Accessing Cloud Data
Also available as:
PDF
loading table of contents...

Specifying Per-Bucket DistCp Options for S3 Buckets

If a source or destination bucket has different authentication or endpoint options, then the different options for that bucket can be set with a bucket-specific option. For example, to copy to a remote bucket using Amazon's V4 authentication API requires the explicit S3 endpoint to be declared:

hadoop distcp \
  -D fs.s3a.bucket.hwdev-example-frankfurt.endpoint=s3.eu-central-1.amazonaws.com \
  -update -skipcrccheck -numListstatusThreads 40 \
  s3a://hwdev-example-us/datasets/set1 \
  s3a://hwdev-example-frankfurt/datasets/ \         

Similarly, different credentials may be used when copying between buckets of different accounts.

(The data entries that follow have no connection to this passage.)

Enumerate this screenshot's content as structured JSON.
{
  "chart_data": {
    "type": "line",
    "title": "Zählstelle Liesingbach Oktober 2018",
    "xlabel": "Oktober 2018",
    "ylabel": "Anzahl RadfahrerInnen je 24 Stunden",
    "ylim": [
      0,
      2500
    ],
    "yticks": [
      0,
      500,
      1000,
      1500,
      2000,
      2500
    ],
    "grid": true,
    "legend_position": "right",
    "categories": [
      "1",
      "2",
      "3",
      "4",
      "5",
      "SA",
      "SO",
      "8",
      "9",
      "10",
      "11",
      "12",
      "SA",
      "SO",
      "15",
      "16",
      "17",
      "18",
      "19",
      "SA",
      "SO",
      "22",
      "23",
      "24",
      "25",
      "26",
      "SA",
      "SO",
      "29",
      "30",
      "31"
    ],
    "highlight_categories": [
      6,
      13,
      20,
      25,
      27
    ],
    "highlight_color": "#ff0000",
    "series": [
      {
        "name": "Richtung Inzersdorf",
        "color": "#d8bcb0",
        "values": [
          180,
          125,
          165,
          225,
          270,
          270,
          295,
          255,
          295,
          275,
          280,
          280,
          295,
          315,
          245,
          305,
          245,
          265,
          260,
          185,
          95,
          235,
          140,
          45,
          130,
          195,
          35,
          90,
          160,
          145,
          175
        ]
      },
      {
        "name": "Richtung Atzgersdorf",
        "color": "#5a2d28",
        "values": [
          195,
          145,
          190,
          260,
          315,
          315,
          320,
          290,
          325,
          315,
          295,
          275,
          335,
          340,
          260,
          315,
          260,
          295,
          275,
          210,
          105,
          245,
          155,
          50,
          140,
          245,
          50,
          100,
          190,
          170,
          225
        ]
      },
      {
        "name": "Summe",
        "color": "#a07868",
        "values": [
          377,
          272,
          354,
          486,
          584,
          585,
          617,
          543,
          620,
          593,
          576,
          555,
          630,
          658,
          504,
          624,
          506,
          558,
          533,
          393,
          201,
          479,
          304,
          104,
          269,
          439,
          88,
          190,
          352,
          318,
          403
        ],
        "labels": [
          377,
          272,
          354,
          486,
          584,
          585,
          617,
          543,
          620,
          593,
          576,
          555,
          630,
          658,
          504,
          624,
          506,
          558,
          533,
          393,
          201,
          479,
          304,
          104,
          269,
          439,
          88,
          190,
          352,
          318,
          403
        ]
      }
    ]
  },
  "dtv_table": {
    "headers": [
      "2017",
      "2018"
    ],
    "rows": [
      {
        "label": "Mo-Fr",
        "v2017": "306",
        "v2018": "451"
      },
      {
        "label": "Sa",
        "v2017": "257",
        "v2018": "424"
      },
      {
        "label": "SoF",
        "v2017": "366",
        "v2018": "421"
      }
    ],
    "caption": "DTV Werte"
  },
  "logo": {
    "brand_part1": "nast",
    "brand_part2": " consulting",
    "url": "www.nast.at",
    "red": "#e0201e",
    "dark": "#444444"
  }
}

When performing such an operation, consider that secrets on the command line can be visible to other users on the system, so potentially insecure.

hadoop distcp \
  -D fs.s3a.bucket.hwdev-example-frankfurt.endpoint=s3.eu-central-1.amazonaws.com \
  -D fs.s3a.fs.s3a.bucket.hwdev-example-frankfurt.access.key=AKAACCESSKEY-2 \
  -D fs.s3a.bucket.nightly.secret.key=SECRETKEY \
  -update -skipcrccheck -numListstatusThreads 40 \
  s3a://hwdev-example-us/datasets/set1 s3a://hwdev-example-frankfurt/datasets/     

Using short-lived session keys can reduce the vulnerabilities here, while storing the secrets in hadoop jceks credential files is potentially significantly more secure.